STEVE YOUNG: What Benicia can learn from the Oregon train derailment

Repost from the Benicia Herald

What Benicia can learn from the Oregon train derailment

By Steve Young, June 7, 2016
Planning Commissioner Steve Young is running for City Council. Among the biggest issues in his campaign are opposing Valero’s Crude-By-Rail Project, diversifying the city’s economic base, modernizing the water and sewer system, improving the roads and maintaining the parks. (Courtesy photo)
Planning Commissioner Steve Young is running for Benicia City Council. Among the biggest issues in his campaign are opposing Valero’s Crude-By-Rail Project, diversifying the city’s economic base, modernizing the water and sewer system, improving the roads and maintaining the parks. (Courtesy photo)

On Friday, June 3, a Union Pacific train carrying Bakken crude oil derailed in the town of Mosier, Ore. Fourteen rail cars came off the tracks, and four exploded over a 5 hour period.

There are several things that the City Council needs to keep in mind whenever they re-open discussion of the appeal of the Planning Commission’s unanimous decision to reject the Valero Crude-by-Rail project. Many of the assurances given to the public about the safety of transporting crude by rail have been called into question by this derailment.

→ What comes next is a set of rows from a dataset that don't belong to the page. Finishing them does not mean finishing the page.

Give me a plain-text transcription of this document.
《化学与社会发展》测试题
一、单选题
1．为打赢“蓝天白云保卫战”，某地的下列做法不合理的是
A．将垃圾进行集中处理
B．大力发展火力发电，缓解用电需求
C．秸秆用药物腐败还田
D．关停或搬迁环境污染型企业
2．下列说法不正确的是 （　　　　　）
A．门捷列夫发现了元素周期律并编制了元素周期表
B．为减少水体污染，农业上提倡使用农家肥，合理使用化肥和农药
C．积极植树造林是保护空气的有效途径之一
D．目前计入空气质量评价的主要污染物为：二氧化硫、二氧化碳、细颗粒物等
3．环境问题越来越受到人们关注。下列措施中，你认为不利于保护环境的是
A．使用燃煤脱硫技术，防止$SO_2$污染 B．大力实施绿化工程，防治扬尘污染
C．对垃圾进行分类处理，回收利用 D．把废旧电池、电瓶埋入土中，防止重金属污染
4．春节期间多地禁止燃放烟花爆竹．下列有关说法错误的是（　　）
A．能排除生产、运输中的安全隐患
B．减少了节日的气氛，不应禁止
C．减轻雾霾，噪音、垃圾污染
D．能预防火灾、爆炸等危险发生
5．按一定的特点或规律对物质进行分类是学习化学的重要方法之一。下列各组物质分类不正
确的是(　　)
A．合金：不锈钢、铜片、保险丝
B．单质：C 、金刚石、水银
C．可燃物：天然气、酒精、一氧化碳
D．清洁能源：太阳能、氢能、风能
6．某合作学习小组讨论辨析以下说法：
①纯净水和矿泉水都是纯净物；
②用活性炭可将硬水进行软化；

    1. The train cars that derailed and exploded are the upgraded CPC-1232 version promised to be used by Valero for this project.
    2. The train derailed at a relatively slow speed as it passed through the small town of Mosier. Union Pacific trains carrying Bakken to Valero will travel at speeds up to 50 mph in most of Solano County.
    3. The portion of track on which the train derailed had been inspected by Union Pacific three days before the derailment.
    4. A Union Pacific spokesman, while apologizing for the derailment and fire, would not answer a reporter’s question as to whether the Bakken oil had been stabilized with the removal of volatile gases prior to shipment.
      At the Planning Commission hearing, I tried repeatedly without success to get an answer from both UP and Valero as to whether they intended to de-gassify the Bakken oil prior to transport.
    5. A major interstate, Interstate 84, was closed for 10 hours in both directions while first responders used river water to try and cool the tank cars to a point where foam could be used to try and put out the fire. It took more than 12 hours to stabilize the scene.
    6. An oil sheen is in the river, despite the deployment of containment booms.

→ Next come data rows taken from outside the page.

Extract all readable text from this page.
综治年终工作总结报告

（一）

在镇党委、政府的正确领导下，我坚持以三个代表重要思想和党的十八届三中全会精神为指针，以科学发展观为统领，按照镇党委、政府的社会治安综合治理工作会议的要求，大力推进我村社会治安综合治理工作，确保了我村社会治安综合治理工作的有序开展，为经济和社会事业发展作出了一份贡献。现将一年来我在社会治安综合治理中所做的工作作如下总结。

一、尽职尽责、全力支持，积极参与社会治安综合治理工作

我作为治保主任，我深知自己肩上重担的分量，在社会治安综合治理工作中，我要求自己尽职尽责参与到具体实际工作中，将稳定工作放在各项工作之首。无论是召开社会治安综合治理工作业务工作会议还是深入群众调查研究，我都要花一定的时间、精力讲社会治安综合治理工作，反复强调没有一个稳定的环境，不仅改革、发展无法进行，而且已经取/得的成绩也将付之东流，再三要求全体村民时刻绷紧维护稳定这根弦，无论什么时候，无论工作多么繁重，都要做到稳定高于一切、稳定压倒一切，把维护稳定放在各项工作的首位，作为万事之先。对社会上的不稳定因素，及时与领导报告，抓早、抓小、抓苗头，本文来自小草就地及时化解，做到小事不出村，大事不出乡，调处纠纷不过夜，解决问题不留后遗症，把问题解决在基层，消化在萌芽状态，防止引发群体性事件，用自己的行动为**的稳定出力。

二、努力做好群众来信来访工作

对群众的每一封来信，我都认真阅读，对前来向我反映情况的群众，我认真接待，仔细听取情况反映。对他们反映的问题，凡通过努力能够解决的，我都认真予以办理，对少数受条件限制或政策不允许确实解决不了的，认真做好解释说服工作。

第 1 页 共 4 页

And finally, Oregon Public Broadcasting on June 4 had an exchange with the Fire Chief of Mosier, about how this experience changed his opinion about the safety of transporting crude by rail:

“Jim Appleton, the fire chief in Mosier, Ore., said in the past, he’s tried to reassure his town that the Union Pacific Railroad has a great safety record and that rail accidents are rare.

“He’s changed his mind.

“After a long night working with hazardous material teams and firefighters from across the Northwest to extinguish a fire that started when a train carrying Bakken crude derailed in his town, Appleton no longer believes shipping oil by rail is safe.

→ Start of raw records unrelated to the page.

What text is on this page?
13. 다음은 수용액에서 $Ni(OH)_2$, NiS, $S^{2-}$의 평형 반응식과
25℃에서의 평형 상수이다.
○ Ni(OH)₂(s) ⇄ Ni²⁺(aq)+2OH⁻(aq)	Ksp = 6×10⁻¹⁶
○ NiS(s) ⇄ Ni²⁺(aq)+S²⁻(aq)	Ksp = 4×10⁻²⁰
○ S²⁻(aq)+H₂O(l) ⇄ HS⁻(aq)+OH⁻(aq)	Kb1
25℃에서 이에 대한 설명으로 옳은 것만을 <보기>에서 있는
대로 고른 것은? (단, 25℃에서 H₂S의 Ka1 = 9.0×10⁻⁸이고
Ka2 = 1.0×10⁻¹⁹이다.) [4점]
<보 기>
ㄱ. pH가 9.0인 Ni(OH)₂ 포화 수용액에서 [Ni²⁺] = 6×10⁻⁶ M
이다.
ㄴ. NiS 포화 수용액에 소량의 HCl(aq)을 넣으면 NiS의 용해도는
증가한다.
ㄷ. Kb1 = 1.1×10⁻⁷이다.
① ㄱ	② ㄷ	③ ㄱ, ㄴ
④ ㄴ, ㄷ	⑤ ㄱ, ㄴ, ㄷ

“’I hope that this becomes the death knell for this mode of shipping this cargo. I think it’s insane,’ he said. ’I’ve been very hesitant to take a side up to now, but with this incident, and with all due respect to the wonderful people that I’ve met at Union Pacific, shareholder value doesn’t outweigh the lives and happiness of our community.’”

When the City Council took up the appeal of the Planning Commission decision in April, Mayor Patterson and Councilmember Campbell stated their opposition to the project, while the other three councilmembers (Hughes, Schwartzman and Strawbridge) approved Valero’s request to delay a decision on this project until at least Sept. 20. There is still time for the citizens of Benicia to tell their elected officials how they feel about this project. I urge them to do so.

Steve Young, a member of the Benicia Planning Commission, is running for the Benicia City Council in November.